Former UK PM Cameron had extensive contact with senior ministers over Greensill

LONDON (Reuters) -Former British Prime Minister David Cameron repeatedly contacted senior ministers over a four-month period in 2020 to lobby for the now-failed, supply-chain finance firm Greensill Capital, according to documents published on Tuesday.

FILE PHOTO: Britain’s former Prime Minister David Cameron arrives to attend the National Service of Remembrance, on Remembrance Sunday, at The Cenotaph in Westminster, London, Britain, November 10, 2019. REUTERS/Simon Dawson

The communications included texts, WhatsApp messages and telephone calls to finance minister Rishi Sunak, cabinet office minister Michael Gove and health minister Matt Hancock, documents provided by Cameron to parliament’s Treasury Committee showed.

“Am sure goodwill and common sense can fix this. In the end substance is what matters (help for SMEs) – the form can always be sorted,” one message from Cameron to Sunak said.

Cameron was lobbying the government to allow Greensill, founded by Australian banker Lex Greensill in 2011, to access a COVID-19 loan scheme.

Lex Greensill was brought in as an adviser to the government while Cameron was British prime minister from 2010 to 2016.

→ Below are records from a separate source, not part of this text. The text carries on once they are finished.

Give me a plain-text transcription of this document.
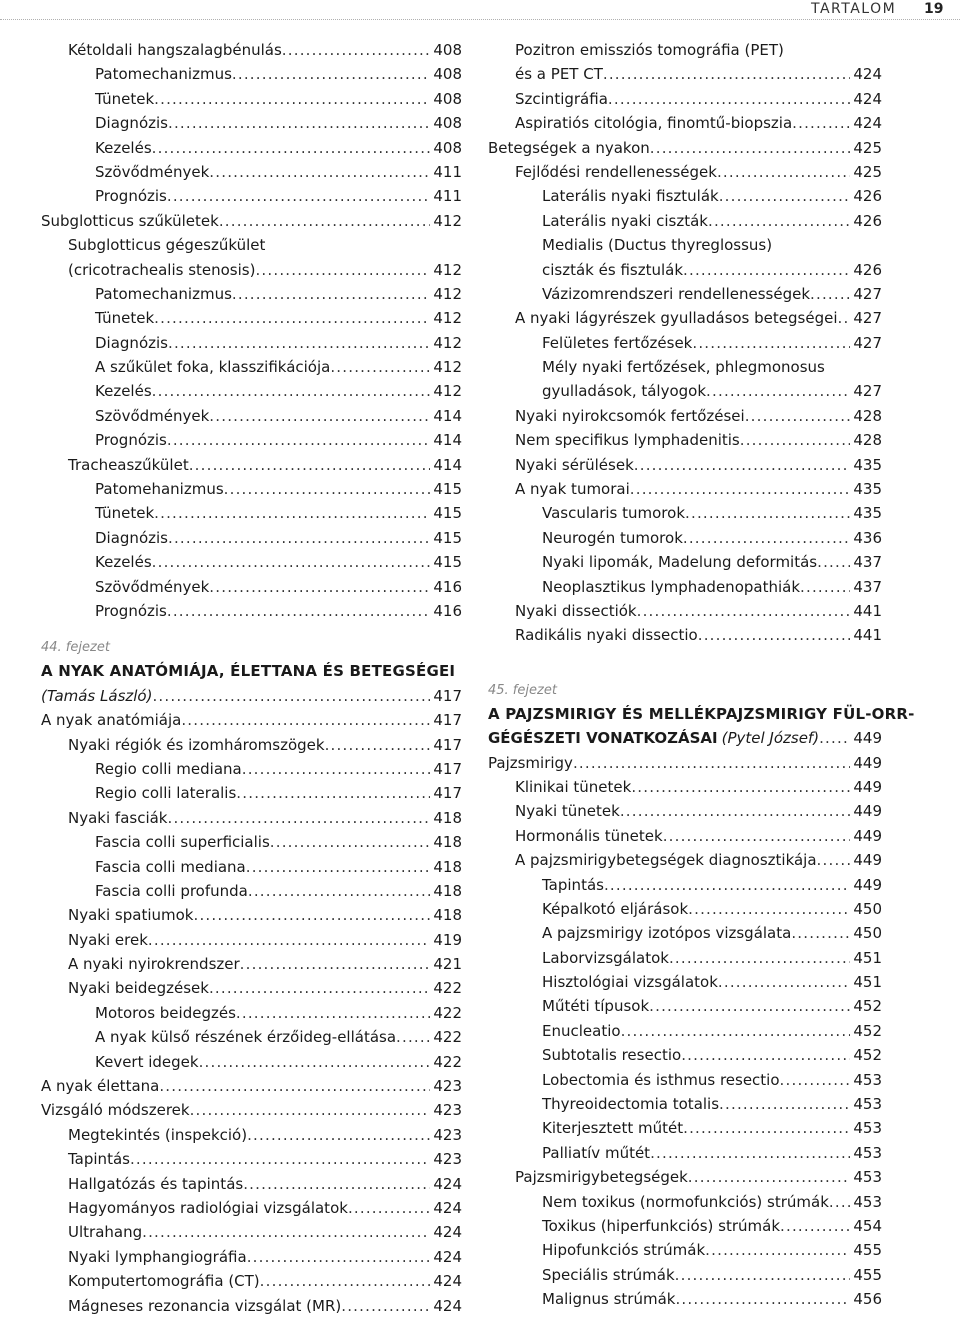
TARTALOM 19
Kétoldali hangszalagbénulás .....	408
Patomechanizmus .....	408
Tünetek .....	408
Diagnózis .....	408
Kezelés .....	408
Szövődmények .....	411
Prognózis .....	411
Subglotticus szűkületek .....	412
Subglotticus gégeszűkület
(cricotrachealis stenosis) .....	412
Patomechanizmus .....	412
Tünetek .....	412
Diagnózis .....	412
A szűkület foka, klasszifikációja .....	412
Kezelés .....	412
Szövődmények .....	414
Prognózis .....	414
Tracheaszűkület .....	414
Patomehanizmus .....	415
Tünetek .....	415
Diagnózis .....	415
Kezelés .....	415
Szövődmények .....	416
Prognózis .....	416
44. fejezet
A NYAK ANATÓMIÁJA, ÉLETTANA ÉS BETEGSÉGEI
(Tamás László) .....	417
A nyak anatómiája .....	417
Nyaki régiók és izomháromszögek .....	417
Regio colli mediana .....	417
Regio colli lateralis .....	417
Nyaki fasciák .....	418
Fascia colli superficialis .....	418
Fascia colli mediana .....	418
Fascia colli profunda .....	418
Nyaki spatiumok .....	418
Nyaki erek .....	419
A nyaki nyirokrendszer .....	421
Nyaki beidegzések .....	422
Motoros beidegzés .....	422
A nyak külső részének érzőideg-ellátása ..... 422
Kevert idegek .....	422
A nyak élettana .....	423
Vizsgáló módszerek .....	423
Megtekintés (inspekció) .....	423
Tapintás .....	423
Hallgatózás és tapintás .....	424
Hagyományos radiológiai vizsgálatok .....	424
Ultrahang .....	424
Nyaki lymphangiográfia .....	424
Komputertomográfia (CT) .....	424
Mágneses rezonancia vizsgálat (MR) .....	424
Pozitron emissziós tomográfia (PET)
és a PET CT .....	424
Szcintigráfia .....	424
Aspiratiós citológia, finomtű-biopszia .....	424
Betegségek a nyakon .....	425
Fejlődési rendellenességek .....	425
Laterális nyaki fisztulák .....	426
Laterális nyaki ciszták .....	426
Medialis (Ductus thyreglossus)
ciszták és fisztulák .....	426
Vázizomrendszeri rendellenességek .....	427
A nyaki lágyrészek gyulladásos betegségei ..... 427
Felületes fertőzések .....	427
Mély nyaki fertőzések, phlegmonosus
gyulladások, tályogok .....	427
Nyaki nyirokcsomók fertőzései .....	428
Nem specifikus lymphadenitis .....	428
Nyaki sérülések .....	435
A nyak tumorai .....	435
Vascularis tumorok .....	435
Neurogén tumorok .....	436
Nyaki lipomák, Madelung deformitás ..... 437
Neoplasztikus lymphadenopathiák .....	437
Nyaki dissectiók .....	441
Radikális nyaki dissectio .....	441
45. fejezet
A PAJZSMIRIGY ÉS MELLÉKPAJZSMIRIGY FÜL-ORR-
GÉGÉSZETI VONATKOZÁSAI (Pytel József) ..... 449
Pajzsmirigy .....	449
Klinikai tünetek .....	449
Nyaki tünetek .....	449
Hormonális tünetek .....	449
A pajzsmirigybetegségek diagnosztikája ..... 449
Tapintás .....	449
Képalkotó eljárások .....	450
A pajzsmirigy izotópos vizsgálata .....	450
Laborvizsgálatok .....	451
Hisztológiai vizsgálatok .....	451
Műtéti típusok .....	452
Enucleatio .....	452
Subtotalis resectio .....	452
Lobectomia és isthmus resectio .....	453
Thyreoidectomia totalis .....	453
Kiterjesztett műtét .....	453
Palliatív műtét .....	453
Pajzsmirigybetegségek .....	453
Nem toxikus (normofunkciós) strúmák ..... 453
Toxikus (hiperfunkciós) strúmák .....	454
Hipofunkciós strúmák .....	455
Speciális strúmák .....	455
Malignus strúmák .....	456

After leaving office, Cameron in turn became an adviser to Greensill Capital, which filed for insolvency protection in March.

Cameron has denied breaking any code of conduct or government rules and the government has repeatedly said the outcome of his discussions on Greensill’s proposals for access to a COVID-19 loan scheme were not taken up.

The Bank of England said in April that no changes were made to the Covid Corporate Financing Facility as a result of communication between Cameron and Bank officials.

The data release showed Cameron contacted six different ministers and a similar number of government and Bank of England officials. The messages ranged from arranging calls to listing the merits of Greensill’s business.

In later messages, Cameron expressed frustration at not getting agreement from the treasury and the bank.

“Again Greensill have got a ‘no’. Am genuinely baffled … This seems bonkers. Am now calling CX, Gove, everyone. Best wishes. Dc,” Cameron wrote to top finance ministry official Tom Scholar on April 3. ‘CX’ refers to Sunak.

The Treasury Committee will interview Lex Greensill later on Tuesday and Cameron on Thursday for its inquiry into Greensill Capital.